At a recent seminar, I was preaching, as usual, about beginning legal documents with some kind of up-front conclusion. I mentioned legal advice and legal opinions in particular. Don't start with background, I said, and then build up to the conclusion--the answer. State the question and conclusion first, then give the background and reasons.

An experienced lawyer asked if there was an exception to this for formally issued, government legal opinions.

For example, suppose an administrative agency raises a legal question and submits it to its legal staff. Or suppose an ordinary citizen seeks an opinion from a government agency and the legal staff prepares a written response. I would advise the opinion writer to begin by stating the question and the answer up front.

The questioner had been advised not to put the answer up front but to save it for the end. She was told that if the answer was stated at the beginning, the document did not seem objective. With the answer up front, it seemed that the writer had not really considered the question carefully and objectively, but had come to a quick, even predetermined, decision. For that reason, she had been told not to begin opinions with the answer, but to save it for the end, so that the opinion seem to fully treat the issue before coming to a conclusion.

I disagreed. What do you think?

Monday, June 02, 2008

Ten legal words and phrases we can do without

Ten legal words and phrases we can do without
Austin Lawyer, May 2008

Part of becoming a lawyer is mastering legal vocabulary, be it archaic, fancy, or Latin. It's an important part of what law students and novice legal writers have to learn. But part of becoming an expert legal writer is shedding the archaic, the fancy, and the Latin. Too often, those legal words do nothing but make the text sound like a lawyer wrote it. Always, there are effective alternatives.
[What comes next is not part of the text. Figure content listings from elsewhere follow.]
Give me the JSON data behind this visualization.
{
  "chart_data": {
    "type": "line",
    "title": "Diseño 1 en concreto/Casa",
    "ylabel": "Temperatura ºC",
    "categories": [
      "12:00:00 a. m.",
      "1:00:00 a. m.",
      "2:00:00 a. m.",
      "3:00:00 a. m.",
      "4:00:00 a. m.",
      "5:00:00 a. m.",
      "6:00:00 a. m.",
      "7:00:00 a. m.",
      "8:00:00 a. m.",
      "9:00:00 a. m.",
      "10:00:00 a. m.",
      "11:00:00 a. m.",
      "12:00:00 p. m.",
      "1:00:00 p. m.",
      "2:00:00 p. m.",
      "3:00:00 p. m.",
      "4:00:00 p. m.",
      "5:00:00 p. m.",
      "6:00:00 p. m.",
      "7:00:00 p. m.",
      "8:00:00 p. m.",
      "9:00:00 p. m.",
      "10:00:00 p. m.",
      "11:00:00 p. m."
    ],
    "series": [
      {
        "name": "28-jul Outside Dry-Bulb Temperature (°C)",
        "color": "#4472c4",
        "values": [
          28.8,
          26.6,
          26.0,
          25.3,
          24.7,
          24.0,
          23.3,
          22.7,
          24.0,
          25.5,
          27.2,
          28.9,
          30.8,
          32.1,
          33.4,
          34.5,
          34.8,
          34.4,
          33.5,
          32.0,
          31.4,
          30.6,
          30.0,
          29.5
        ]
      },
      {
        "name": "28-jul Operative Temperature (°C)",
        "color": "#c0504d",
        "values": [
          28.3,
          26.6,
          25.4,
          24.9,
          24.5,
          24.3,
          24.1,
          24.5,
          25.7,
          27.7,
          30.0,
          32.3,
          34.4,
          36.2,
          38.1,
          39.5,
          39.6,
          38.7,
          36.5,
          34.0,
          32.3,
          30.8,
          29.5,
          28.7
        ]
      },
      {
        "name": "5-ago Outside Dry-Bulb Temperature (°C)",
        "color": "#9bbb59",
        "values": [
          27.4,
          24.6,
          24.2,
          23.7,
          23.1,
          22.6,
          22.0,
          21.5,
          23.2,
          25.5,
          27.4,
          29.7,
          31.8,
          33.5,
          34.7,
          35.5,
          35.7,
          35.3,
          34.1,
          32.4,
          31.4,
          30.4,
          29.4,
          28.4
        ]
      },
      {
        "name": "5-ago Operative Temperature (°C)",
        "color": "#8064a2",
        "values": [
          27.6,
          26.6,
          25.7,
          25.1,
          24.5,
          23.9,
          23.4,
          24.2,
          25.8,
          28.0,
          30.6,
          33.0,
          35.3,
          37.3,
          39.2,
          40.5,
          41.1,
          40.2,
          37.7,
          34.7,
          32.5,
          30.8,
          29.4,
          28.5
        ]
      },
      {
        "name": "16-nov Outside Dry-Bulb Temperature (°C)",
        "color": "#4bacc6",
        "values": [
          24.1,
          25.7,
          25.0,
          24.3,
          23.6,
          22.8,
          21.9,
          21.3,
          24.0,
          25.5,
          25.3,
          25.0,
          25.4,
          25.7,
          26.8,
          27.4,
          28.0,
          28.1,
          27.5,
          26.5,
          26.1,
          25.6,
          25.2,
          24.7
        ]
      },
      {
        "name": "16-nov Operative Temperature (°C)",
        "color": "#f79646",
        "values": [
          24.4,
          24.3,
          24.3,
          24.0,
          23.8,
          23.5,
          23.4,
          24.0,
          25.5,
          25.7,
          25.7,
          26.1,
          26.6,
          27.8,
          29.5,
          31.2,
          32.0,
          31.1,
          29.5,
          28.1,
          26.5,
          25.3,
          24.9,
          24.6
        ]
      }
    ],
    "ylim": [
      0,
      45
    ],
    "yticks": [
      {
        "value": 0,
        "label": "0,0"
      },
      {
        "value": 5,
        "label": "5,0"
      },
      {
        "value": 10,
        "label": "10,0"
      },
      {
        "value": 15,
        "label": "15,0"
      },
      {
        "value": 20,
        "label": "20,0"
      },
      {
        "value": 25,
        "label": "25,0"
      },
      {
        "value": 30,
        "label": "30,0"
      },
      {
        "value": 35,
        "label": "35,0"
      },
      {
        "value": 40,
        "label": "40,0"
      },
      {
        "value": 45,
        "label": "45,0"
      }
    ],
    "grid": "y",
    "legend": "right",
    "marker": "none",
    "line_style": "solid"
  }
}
I'm trying to drag legal vocabulary into 2008. Goodness knows we don't need words from 1908, let alone 1708. So here are a few legal words we can leave behind.

aforementioned
Why use this outdated word when its shorter cousin, aforesaid is available? I'm kidding. Eliminate them both and specify the place you are referring to.

comes now
A lawyer once asked me to settle a debate at the office: “If there is one plaintiff, it's 'COMES NOW Rodney Jackson, . . .' But if there are two plaintiffs, shouldn't it be 'COME NOW Rodney and Melinda Jackson, . . .'?” Of course, I told him that the correct answer was to stop beginning pleadings with this archaic phrase. And drop the ALL-CAPS.

hereinabove
Almost all the here- words should go, but this is the most annoying. It's old and vague. As with almost all legal writing, the better approach is to specify what you are referring to and where it can be found.

inter alia
Latin words that aren't terms of art, as this one isn't, ought to be eliminated: vel non, sub judice, sua sponte, and others. But this one I particularly dislike. Let's use the everyday-English equivalent: among others or among other things.

instant case
This case, our case, the Jackson case, and the current case are all better.

said
As an adjective to designate a noun that has been mentioned before, this word is no more precise than this, that, these, those, and the. All it really does is make the text smell legal.

subsequent to
Its cousin, prior to, is only slightly less pretentious. Expert writers who want clean, vigorous prose prefer before and after.

witnesseth
This word has no place in modern legal drafting. If you prepare transactional documents, and you're afraid to take it out, be brave. And look it up: you don't have to take my word for it. One expert calls it an “antiquarian relic.” Black's Law Dictionary 1634 (Bryan A. Garner, ed., 8th ed., 2004)

-trix suffix words like administratrix, executrix, prosecutrix, testatrix
In 1992, a legal-vocabulary expert said these forms were “dying.” David Mellinkoff, Mellinkoff's Dictionary of American Legal Usage 600 (1992). We can no longer wait around. Kill them off now. They're sexist, archaic, and hard to pronounce.

For further guidance on outdated and useless legal words, see

Adam Freedman, The Party of the First Part: The Curious World of Legalese (2007).
Bryan A. Garner, A Dictionary of Modern Legal Usage (2d ed. 1995).
David Mellinkoff, Mellinkoff's Dictionary of American Legal Usage (1992).